本人も意図的じゃないだろうけど……きっと身体がそうさせてる。
私がそうさせてると言ってもいいかな……。
熱い刺激が走った……厚い手が太腿の裏を撫でていた。
……未熟な感想だなって思うけど、こういうとき男性を感じる。
大きい手だなって。
手は脚からお尻の方へ──ショーツの生地を撫でて──
スカートの裾が徐々に上がって──
◇
カーテンの隙間から覗く私。大事な部分は湾田君の背中に隠れて見えない。
「──」
ふと、湾田君の動きが止まった。
すごい勢いある感じだったのに……どうしたんだろう。
先生の顔もちょっと不思議そう。
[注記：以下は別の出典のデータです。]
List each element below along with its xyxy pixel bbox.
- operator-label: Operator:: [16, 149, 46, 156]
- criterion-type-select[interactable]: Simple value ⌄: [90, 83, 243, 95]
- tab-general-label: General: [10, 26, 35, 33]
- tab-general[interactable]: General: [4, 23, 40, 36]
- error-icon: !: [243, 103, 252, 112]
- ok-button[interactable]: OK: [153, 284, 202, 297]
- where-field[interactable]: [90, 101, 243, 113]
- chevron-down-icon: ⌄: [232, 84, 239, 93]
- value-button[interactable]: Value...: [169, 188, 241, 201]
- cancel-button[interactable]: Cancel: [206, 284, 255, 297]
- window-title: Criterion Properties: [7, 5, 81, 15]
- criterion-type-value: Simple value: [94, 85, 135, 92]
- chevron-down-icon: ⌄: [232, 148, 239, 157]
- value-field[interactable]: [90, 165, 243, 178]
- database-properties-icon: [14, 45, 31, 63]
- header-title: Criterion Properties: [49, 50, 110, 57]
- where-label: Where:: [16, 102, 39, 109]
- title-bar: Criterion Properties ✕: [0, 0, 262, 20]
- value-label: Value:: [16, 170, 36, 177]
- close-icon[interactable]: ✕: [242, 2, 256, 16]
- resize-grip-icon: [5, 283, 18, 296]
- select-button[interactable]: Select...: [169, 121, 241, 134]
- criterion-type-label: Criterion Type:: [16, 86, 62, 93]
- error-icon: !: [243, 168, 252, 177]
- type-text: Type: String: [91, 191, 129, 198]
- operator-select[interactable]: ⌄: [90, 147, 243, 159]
それから原因に気づいたのか。
「これは……」
と自分の開いた脚の間を見つめている。
「ワァ!」
突如ベッドの上を降りると、スラックスをずり上げて飛び出る湾田君。
「わっ……!」
カーテンの向こうにいた私の驚いてまた悲鳴を上げた。
スラックスのチャックを閉めながら、保健室を飛び出すと走り去っていく。
「……」
振り返ると、湾田君の背中を見送る私を見る保健室の先生がいた。
ベッドの上で一人、はだけた服──ちょっと間抜けな格好だった。
捲れたスカートの中から覗くのは──カエルのキャラクターが描かれたショーツだった。
股の所に、大きくカエルの顔がある。
「だめ……だったかな」
自分の下着と湾田君が走り去っていった方を、交互に見つめる。
「あー湾田君、カエル苦手だから」
不思議そうな顔で私を見る先生。
「そういえば……いつから見てました?」
やべ……深く聞かれる前に逃げよう。
「別に、カエル好きなら、自分のしたい恰好すればいいと思うよ」
それだけ言い残して、保健室を去る。
校舎の裏口を出たところで──
保健室の先生呼びに行ったのに逃げちゃダメじゃんと気付く。
でもまあ、あの状況じゃ呼びずらいよな。
戻ると華久良は目を覚ましていた。
「あ、富良野さん」
普通に元気そうに私を見る。
「あれ……大丈夫なの? 星野さん」
「え……何が?」
ホントに何の話? って感じだった。
「何がって……倒れてたじゃん、泡吹いて」
「何の話? 倒れてないよ。ほら」
自分の身体を示す華久良。
「あれ……気のせい? ……じゃあ何で私、保健室まで行ったんだろう?」
腑に落ちないまま華久良の隣に座る。
「無事間に合った?」
「何が?」
「お腹痛くなってトイレ行ったんでしょ? 散々ケバブで当たった、ダメケバブだとか言ってたじゃん?」
うんうん頷いてるフレンドリーさん。
「えー……そうだったっけなあ」
「そうだよ……おかしいの、富良野さん」
そう言ってケバブを一口かじる。